俺たちが出場していなければお姫様の点数も彼に入り、モントマルトル窯は順当に優勝していたはず。その流れが今、捻じ曲げられた。
では俺は、ここから果たしてどうするべきだろう?
とりあえず同点優勝して良かったね、で終わりにしても構わないはずだ。
既に状況を掻き乱し、イドルドさんを襲った黒幕関連の怪しいアクションを引き出す、という当初の目的は達成されている。因果関係は依然として不明だけれども、ここからさらに調べていけば次の手がかりに繋げることができるだろう。
デューの方を見る。
彼女は澄ました顔でお姫様の横に控えており、俺たちの方はときどき視線を送る程度。そう、決断の主体は彼女ではない。
リーシャの方を見る。
優勝できた嬉しさと、何が起こっているのか付いて行けずに困惑している様子が手に取るようにわかる。幼い彼女には、これは十分な結果だろう。家で待つイドルドさんにも凱旋報告ができる。
俺は――――まだ足りない!!
相手は揺れている。ここでもうひと押しできれば、さらに情報やアクションを引き出せるかもしれない。
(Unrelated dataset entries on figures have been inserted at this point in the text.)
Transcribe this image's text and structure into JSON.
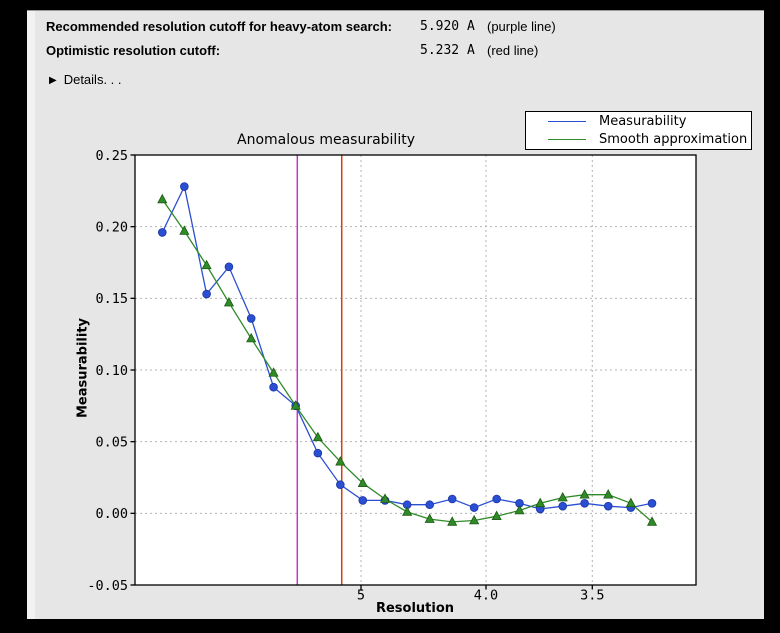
{
  "header": {
    "rows": [
      {
        "label": "Recommended resolution cutoff for heavy-atom search:",
        "value": "5.920 A",
        "note": "(purple line)"
      },
      {
        "label": "Optimistic resolution cutoff:",
        "value": "5.232 A",
        "note": "(red line)"
      }
    ],
    "details_label": "Details. . .",
    "disclosure_icon": "triangle-right"
  },
  "chart_data": {
    "type": "line",
    "title": "Anomalous measurability",
    "xlabel": "Resolution",
    "ylabel": "Measurability",
    "grid": true,
    "legend_position": "top-right",
    "x_axis": {
      "scale": "linear in 1/d^2, resolution decreasing to the right",
      "tick_values": [
        5.0,
        4.0,
        3.5
      ],
      "tick_labels": [
        "5",
        "4.0",
        "3.5"
      ]
    },
    "y_axis": {
      "range": [
        -0.05,
        0.25
      ],
      "tick_values": [
        0.25,
        0.2,
        0.15,
        0.1,
        0.05,
        0.0,
        -0.05
      ],
      "tick_labels": [
        "0.25",
        "0.20",
        "0.15",
        "0.10",
        "0.05",
        "0.00",
        "-0.05"
      ],
      "grid_values": [
        0.2,
        0.15,
        0.1,
        0.05,
        0.0
      ]
    },
    "resolution_bins": [
      15.37,
      11.04,
      9.05,
      7.85,
      7.03,
      6.42,
      5.95,
      5.57,
      5.25,
      4.98,
      4.75,
      4.55,
      4.37,
      4.21,
      4.07,
      3.94,
      3.82,
      3.72,
      3.62,
      3.53,
      3.44,
      3.36,
      3.29
    ],
    "series": [
      {
        "name": "Measurability",
        "color": "#2b4fd2",
        "edge_color": "#1a35a5",
        "marker": "circle",
        "values": [
          0.196,
          0.228,
          0.153,
          0.172,
          0.136,
          0.088,
          0.075,
          0.042,
          0.02,
          0.009,
          0.009,
          0.006,
          0.006,
          0.01,
          0.004,
          0.01,
          0.007,
          0.003,
          0.005,
          0.007,
          0.005,
          0.004,
          0.007
        ]
      },
      {
        "name": "Smooth approximation",
        "color": "#2f8b28",
        "edge_color": "#1d5a12",
        "marker": "triangle",
        "values": [
          0.219,
          0.197,
          0.173,
          0.147,
          0.122,
          0.098,
          0.075,
          0.053,
          0.036,
          0.021,
          0.01,
          0.001,
          -0.004,
          -0.006,
          -0.005,
          -0.002,
          0.002,
          0.007,
          0.011,
          0.013,
          0.013,
          0.007,
          -0.006
        ]
      }
    ],
    "vlines": [
      {
        "name": "purple line",
        "resolution": 5.92,
        "color": "#c23ac2"
      },
      {
        "name": "red line",
        "resolution": 5.232,
        "color": "#dd3a0d"
      }
    ]
  }
}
今この瞬間は、絶好のチャンスなんだ。そして、このチャンスは二度と訪れない。 幸運の女神は前髪ばっかり長くて、後ろがハゲと相場が決まっている。
ならば、多少の危険は伴うだろうが、俺は前に進む!!
まだ揉めているパティシエ風の男と区長の前に歩み出る。彼らは俺の姿を認めると、騒ぐのをやめて一瞬静かになった。
「無意味な諍いを阻止する男、餡麺麭男ッ!!」
「黙れ変人っ!!そもそもお前たちが出てこなければ……」
すぐに再沸騰した若い男が、俺に詰め寄ってくる。
「待てぃっ!!先ほど白黒つけたいと言ったな。ならば私もそれに応えよう。区長、これは提案なのだが、今ここで、ここにある材料だけを使って、我々の最終決戦を行うことは可能か?」
「む、それは構わんが……」
区長は押し黙りちらちらっ、とお姫様に視線を送る。自分より偉い人がいるため、判断を迷っているらしい。
俺はお姫様に向き直り、深々と一礼した。
「姫様、ご無礼の程お許し下さい。そして重ねて僭越ながら、この私とあちらの彼が優勝の名誉をかけて再び競うことを了承していただきとうございます。そして姫様におきましては、その見届け人を是非にお願い申し上げます。いかがでございましょう?」
頭を上げずに、お姫様の回答を待つ。
壇上の皆も、そして会場の群集も静まり返ってお姫様に注目している。
『……良いでしょう。承りました。双方とも祭りの伝統に恥じぬよう、また遺恨の残らぬように』
お姫様が高らかに宣言すると、会場から拍手と歓声が沸き起こった。